Richmond v. Liberty Mutual Insurance Co.

COBB, Judge.

This cause arose when a truck driven by the appellant was allegedly run off the road by an unidentified motor vehicle. The appellant, Charlie Richmond, sued his employer, Drum Service Company of Florida and its liability and worker’s compensation insurance carrier, Liberty Mutual Insurance Company, alleging, inter alia, that section 440.15(3), Florida Statutes (1981), is unconstitutional and that, at the time of his accident, he was engaged in a hazardous occupation, thereby allowing him to by-pass the exclusive liability provision of Chapter 440. Appellant also alleges uninsured motorist coverage against the carrier on the frivolous theory that the vehicle owner’s rejection of such coverage was not a knowing and willing rejection because the owner did not know, and was not advised, that the terms of worker’s compensation coverage had been revised by the state legislature and was subject to constitutional challenge. He also erroneously contends that a written rejection by the insured is mandatory.1 See Kimbrell v. Great American Ins. Co., 420 So.2d 1086 (Fla.1982); Liberty Mutual Ins. Co. v. Wright, 406 So. 2d 1261 (Fla. 4th DCA 1981), review denied, 413 So.2d 877 (Fla.1982); Del Prado v. Liberty Mutual Ins. Co., 400 So.2d 115 (Fla. 4th DCA), petition for review dismissed, 407 So.2d 1105 (Fla.1981); Glover v. Aetna Ins. Co., 363 So.2d 12 (Fla. 1st DCA 1978). The named insured and the agent agree that no factual dispute is present as to the offer and knowing rejection of uninsured motorist coverage. Therefore, the summary judgment adverse to the appellant was properly entered.

We find no merit in appellant’s constitutional attack on the wage loss provision of section 440.15(3), Florida Statutes (1981), originally enacted in 1977. See Carr v. Central Florida Aluminum Products, Inc., 402 So.2d 565 (Fla. 1st DCA 1981). Moreover, based on the briefs submitted on this appeal, Richmond apparently lacks standing to raise this constitutional attack for the reason that his worker’s compensation claim in regard to this incident is still pending. See Gulf Pines Memorial Park, Inc. v. Oaklawn Memorial Park, Inc., 361 So.2d 695 (Fla.1978).

The appellant also contends that the summary judgment entered below was erroneous for the reason that Chapter 769, the Hazardous Occupations Act, removes him from the applicability of the exclusive liability provision of section 440.11, Florida Statutes (1981). This argument fails in three respects.
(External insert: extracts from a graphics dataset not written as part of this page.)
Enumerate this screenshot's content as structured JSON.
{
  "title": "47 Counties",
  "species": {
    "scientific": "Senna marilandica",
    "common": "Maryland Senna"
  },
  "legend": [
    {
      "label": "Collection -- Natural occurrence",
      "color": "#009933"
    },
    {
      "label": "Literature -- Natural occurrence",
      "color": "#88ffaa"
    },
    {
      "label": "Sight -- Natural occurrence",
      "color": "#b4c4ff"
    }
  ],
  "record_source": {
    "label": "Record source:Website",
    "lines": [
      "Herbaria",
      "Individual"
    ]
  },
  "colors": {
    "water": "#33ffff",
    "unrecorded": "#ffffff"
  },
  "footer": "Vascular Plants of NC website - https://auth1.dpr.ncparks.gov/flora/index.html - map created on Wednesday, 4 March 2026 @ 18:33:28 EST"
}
First, we fail to see that driving a truck is encompassed by Chapter 769. Secondly, the complaint failed to allege any causative negligence by Drum. Third, even if Richmond had been injured by the negligence of his employer while engaged in a hazardous occupation, we would still agree with the well-reasoned opinion of Judge Owen in the recent case of Crosby v. Regional Utility Board, City of Gainesville, 400 So.2d 1024 (Fla. 1st DCA 1981). Crosby concluded that an injured employee is limited to the remedies of the Worker’s Compensation Act, with the Hazardous Occupation Act, originally enacted in 1913, remaining an alternative remedy available for those workers in hazardous occupations who sustain injury in the course and scope of employment and whose employer’s liability for some reason does not enjoy the section 440.11 limitation.

AFFIRMED.

ORFINGER, C. J., and FRANK D. UP-CHURCH, Jr., J., concur.

. Section 627.727(1), Florida Statutes (1981), reads in part:

However, the coverage required under this section shall not be applicable when, or to the extent that, any insured named in the policy shall reject the coverage.

This language was amended by chapter 82-243, section 544, Session Laws (1982) (effective Oct. 1, 1982), to read as follows:

. .. any insured named in the policy shall reject the coverage in writing.